Prevention & Screening
- Annual foot exams:
- Check pulses (dorsalis pedis, posterior tibial), skin temperature, dependent rubor.
- Inspect foot architecture for calluses, deformities (hammer/claw toes), dryness.
- Monofilament testing (Semmes-Weinstein 5.07 for protective sensation).

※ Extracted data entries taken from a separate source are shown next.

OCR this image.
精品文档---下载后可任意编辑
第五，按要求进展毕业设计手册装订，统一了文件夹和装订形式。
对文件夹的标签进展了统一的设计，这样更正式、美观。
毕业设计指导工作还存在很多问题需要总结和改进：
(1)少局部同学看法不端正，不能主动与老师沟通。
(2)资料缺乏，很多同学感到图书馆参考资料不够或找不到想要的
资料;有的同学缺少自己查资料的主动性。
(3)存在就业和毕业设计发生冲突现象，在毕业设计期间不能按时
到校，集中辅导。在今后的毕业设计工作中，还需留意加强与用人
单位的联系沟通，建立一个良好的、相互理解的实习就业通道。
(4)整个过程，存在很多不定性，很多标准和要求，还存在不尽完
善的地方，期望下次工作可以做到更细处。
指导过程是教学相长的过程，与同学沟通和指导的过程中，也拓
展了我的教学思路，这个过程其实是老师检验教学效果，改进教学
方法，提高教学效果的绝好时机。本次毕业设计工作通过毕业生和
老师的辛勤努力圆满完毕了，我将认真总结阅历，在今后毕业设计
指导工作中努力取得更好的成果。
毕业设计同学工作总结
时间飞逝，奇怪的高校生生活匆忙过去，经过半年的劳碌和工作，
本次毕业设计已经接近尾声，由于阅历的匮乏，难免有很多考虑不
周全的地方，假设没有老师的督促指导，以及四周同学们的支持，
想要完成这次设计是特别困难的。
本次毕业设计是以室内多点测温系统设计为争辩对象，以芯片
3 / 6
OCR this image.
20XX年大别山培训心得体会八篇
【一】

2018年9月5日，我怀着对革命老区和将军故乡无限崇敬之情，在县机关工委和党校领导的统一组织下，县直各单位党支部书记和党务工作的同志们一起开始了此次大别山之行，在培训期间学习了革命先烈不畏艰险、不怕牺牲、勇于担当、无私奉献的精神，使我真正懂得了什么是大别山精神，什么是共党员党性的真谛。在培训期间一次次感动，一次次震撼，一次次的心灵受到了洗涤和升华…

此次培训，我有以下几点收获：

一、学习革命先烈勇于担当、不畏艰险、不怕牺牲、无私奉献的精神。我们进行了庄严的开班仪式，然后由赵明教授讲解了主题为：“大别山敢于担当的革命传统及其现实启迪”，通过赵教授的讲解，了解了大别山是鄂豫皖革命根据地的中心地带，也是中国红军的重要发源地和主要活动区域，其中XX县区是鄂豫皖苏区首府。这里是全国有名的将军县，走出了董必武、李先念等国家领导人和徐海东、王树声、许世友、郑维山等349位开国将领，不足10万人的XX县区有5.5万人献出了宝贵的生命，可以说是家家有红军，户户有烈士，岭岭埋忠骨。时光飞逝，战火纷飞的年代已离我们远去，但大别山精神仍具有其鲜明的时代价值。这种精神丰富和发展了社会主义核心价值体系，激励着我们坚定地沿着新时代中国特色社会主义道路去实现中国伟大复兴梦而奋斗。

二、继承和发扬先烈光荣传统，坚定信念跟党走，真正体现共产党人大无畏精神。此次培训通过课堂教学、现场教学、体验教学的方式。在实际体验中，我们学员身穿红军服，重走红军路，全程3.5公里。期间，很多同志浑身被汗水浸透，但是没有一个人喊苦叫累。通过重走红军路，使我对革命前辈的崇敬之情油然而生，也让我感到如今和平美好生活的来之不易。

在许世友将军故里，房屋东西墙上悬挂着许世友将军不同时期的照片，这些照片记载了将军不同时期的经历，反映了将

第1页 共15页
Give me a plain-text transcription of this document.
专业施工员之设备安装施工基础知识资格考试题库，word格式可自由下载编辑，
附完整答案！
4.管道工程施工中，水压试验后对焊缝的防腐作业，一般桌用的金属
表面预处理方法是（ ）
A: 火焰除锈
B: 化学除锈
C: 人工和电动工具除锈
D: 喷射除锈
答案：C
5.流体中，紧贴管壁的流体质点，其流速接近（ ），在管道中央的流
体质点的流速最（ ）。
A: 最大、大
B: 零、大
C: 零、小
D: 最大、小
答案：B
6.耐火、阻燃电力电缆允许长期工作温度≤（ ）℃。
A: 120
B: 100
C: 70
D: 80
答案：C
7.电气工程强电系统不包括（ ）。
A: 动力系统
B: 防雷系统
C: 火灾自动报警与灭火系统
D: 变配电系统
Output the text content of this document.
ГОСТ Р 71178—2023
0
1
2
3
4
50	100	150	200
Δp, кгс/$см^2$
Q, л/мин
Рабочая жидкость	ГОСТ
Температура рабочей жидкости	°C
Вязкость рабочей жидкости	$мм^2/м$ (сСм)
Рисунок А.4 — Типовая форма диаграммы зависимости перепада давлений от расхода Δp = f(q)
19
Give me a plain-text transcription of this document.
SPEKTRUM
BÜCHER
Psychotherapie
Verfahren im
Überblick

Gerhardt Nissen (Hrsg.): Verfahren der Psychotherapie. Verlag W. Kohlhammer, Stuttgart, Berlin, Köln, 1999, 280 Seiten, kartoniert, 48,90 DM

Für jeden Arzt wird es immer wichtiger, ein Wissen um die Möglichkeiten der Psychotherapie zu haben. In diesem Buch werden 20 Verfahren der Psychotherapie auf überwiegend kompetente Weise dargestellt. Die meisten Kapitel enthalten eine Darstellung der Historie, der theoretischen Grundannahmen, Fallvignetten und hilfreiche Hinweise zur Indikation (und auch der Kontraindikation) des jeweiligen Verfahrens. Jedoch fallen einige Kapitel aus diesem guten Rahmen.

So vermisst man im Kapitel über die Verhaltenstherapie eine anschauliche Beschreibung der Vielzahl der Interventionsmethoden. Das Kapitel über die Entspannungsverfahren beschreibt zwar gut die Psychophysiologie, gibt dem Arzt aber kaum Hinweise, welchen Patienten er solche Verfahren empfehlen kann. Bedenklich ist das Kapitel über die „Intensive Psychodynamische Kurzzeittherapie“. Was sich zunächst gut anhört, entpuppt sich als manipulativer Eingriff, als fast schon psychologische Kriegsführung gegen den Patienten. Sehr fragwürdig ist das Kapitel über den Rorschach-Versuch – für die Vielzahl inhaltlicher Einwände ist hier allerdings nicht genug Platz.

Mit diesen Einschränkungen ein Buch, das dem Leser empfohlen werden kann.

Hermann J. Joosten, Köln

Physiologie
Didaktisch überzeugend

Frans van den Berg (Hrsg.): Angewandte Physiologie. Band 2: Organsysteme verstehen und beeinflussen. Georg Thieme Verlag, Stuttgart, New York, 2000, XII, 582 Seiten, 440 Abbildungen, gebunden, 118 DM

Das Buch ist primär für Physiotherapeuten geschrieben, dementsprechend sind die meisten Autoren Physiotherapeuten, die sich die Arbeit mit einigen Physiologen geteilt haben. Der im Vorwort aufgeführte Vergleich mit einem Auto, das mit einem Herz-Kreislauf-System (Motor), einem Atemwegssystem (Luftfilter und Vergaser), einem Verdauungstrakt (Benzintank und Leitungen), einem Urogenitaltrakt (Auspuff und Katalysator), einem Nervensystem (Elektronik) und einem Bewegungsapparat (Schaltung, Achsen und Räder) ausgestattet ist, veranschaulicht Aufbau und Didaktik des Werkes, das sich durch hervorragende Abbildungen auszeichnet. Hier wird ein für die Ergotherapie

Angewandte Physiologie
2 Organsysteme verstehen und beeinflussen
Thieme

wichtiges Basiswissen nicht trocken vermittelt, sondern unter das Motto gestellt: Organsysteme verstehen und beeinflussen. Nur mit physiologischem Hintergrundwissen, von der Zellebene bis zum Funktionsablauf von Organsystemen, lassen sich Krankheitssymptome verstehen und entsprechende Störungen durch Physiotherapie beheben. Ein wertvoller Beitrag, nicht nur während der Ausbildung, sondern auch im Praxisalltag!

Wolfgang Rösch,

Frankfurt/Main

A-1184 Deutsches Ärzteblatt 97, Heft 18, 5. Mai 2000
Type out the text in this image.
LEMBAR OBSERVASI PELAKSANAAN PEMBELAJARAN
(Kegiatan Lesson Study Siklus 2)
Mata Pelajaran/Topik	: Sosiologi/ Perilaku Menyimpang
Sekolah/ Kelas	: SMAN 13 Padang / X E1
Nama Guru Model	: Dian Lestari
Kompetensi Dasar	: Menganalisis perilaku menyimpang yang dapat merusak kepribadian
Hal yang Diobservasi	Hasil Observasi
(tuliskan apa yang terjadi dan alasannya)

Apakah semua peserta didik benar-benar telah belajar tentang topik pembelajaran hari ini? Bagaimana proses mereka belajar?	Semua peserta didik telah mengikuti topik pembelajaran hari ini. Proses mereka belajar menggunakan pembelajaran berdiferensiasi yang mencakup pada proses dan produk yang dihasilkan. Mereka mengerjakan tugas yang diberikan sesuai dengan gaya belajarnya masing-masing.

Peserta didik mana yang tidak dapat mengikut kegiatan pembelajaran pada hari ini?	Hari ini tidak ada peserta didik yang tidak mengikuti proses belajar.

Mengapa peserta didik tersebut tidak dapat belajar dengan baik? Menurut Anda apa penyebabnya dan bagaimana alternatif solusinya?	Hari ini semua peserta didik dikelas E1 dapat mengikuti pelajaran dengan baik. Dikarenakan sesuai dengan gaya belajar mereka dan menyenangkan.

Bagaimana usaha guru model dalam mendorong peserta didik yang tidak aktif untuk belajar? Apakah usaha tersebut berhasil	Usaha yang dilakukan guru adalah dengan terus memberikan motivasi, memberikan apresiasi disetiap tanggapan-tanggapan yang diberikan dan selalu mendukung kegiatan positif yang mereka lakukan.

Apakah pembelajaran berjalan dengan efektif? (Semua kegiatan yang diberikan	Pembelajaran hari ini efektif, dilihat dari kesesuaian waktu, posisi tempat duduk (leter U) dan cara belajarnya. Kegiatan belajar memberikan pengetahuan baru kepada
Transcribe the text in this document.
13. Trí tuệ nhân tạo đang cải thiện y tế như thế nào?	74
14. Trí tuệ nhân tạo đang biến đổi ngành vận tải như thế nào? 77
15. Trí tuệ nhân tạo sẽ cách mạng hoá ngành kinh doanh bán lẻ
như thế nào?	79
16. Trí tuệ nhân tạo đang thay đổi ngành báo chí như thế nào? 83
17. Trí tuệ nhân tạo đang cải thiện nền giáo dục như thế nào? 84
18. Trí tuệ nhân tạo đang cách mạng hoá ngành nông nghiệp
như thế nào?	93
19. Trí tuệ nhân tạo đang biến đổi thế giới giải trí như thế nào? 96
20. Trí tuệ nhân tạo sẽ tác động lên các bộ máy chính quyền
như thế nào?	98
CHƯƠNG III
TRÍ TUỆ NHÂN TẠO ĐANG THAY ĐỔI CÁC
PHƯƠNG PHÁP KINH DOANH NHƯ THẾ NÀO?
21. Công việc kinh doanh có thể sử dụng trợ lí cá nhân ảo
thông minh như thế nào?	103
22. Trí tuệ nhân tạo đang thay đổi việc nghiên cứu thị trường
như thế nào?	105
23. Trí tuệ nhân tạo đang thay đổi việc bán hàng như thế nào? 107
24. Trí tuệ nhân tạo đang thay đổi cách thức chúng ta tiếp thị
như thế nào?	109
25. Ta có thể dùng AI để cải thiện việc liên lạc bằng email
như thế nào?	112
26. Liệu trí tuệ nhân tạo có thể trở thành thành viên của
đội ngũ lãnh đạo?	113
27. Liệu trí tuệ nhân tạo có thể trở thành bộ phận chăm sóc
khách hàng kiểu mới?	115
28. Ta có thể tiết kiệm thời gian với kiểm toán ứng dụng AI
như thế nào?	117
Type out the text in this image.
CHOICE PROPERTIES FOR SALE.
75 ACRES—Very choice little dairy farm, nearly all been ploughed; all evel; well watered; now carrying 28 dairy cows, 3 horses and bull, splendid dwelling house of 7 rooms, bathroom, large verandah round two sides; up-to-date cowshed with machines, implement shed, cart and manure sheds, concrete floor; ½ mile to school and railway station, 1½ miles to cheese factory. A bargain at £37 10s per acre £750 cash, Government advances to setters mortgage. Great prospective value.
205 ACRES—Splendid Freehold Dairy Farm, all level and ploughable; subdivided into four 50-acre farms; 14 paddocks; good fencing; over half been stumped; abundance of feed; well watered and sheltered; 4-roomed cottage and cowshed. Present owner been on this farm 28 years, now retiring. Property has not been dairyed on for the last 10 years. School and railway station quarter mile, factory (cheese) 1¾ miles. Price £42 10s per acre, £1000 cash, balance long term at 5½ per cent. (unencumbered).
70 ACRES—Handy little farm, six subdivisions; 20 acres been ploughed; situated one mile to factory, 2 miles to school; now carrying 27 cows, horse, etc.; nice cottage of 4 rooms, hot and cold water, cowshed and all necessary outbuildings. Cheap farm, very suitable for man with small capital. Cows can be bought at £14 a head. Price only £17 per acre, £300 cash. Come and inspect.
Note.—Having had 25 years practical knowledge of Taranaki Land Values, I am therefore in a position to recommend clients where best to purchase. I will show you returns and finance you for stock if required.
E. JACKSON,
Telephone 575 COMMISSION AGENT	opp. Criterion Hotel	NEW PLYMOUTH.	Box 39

- Check vibration (128-Hz tuning fork), reflexes, color changes.
- Foot Care:
- Smoking cessation, avoid walking barefoot, test bath water temp, trim nails properly, daily inspection for lesions, well-fitting footwear.
Diabetic Foot Ulcer Classification (Wagner Classification)
- Grade 0: No ulcer; high risk (deformity, callus).
- Grade 1: Superficial ulcer (full-thickness).
- Grade 2: Deeper ulcer (tendons, not bone).
- Grade 3: Osteitis/osteomyelitis (bone involvement).
- Grade 4: Partial gangrene (e.g., toes/forefoot).
- Grade 5: Whole foot gangrene.
Management of Foot Ulcers
- Correct arterial insufficiency if present.
- Treat infection aggressively (culture, antibiotics).
- Offload pressure (removable cast boot, orthotics).
- Debride devitalized tissue.
- Imaging for suspected osteomyelitis → plain X-ray, MRI, bone scan.
- Surgical resection for infected bone or extensive gangrene.
- Self-amputation may occur if localized, noninfected necrosis (e.g., toe tip). Larger gangrene → urgent vascular, orthopedic consult.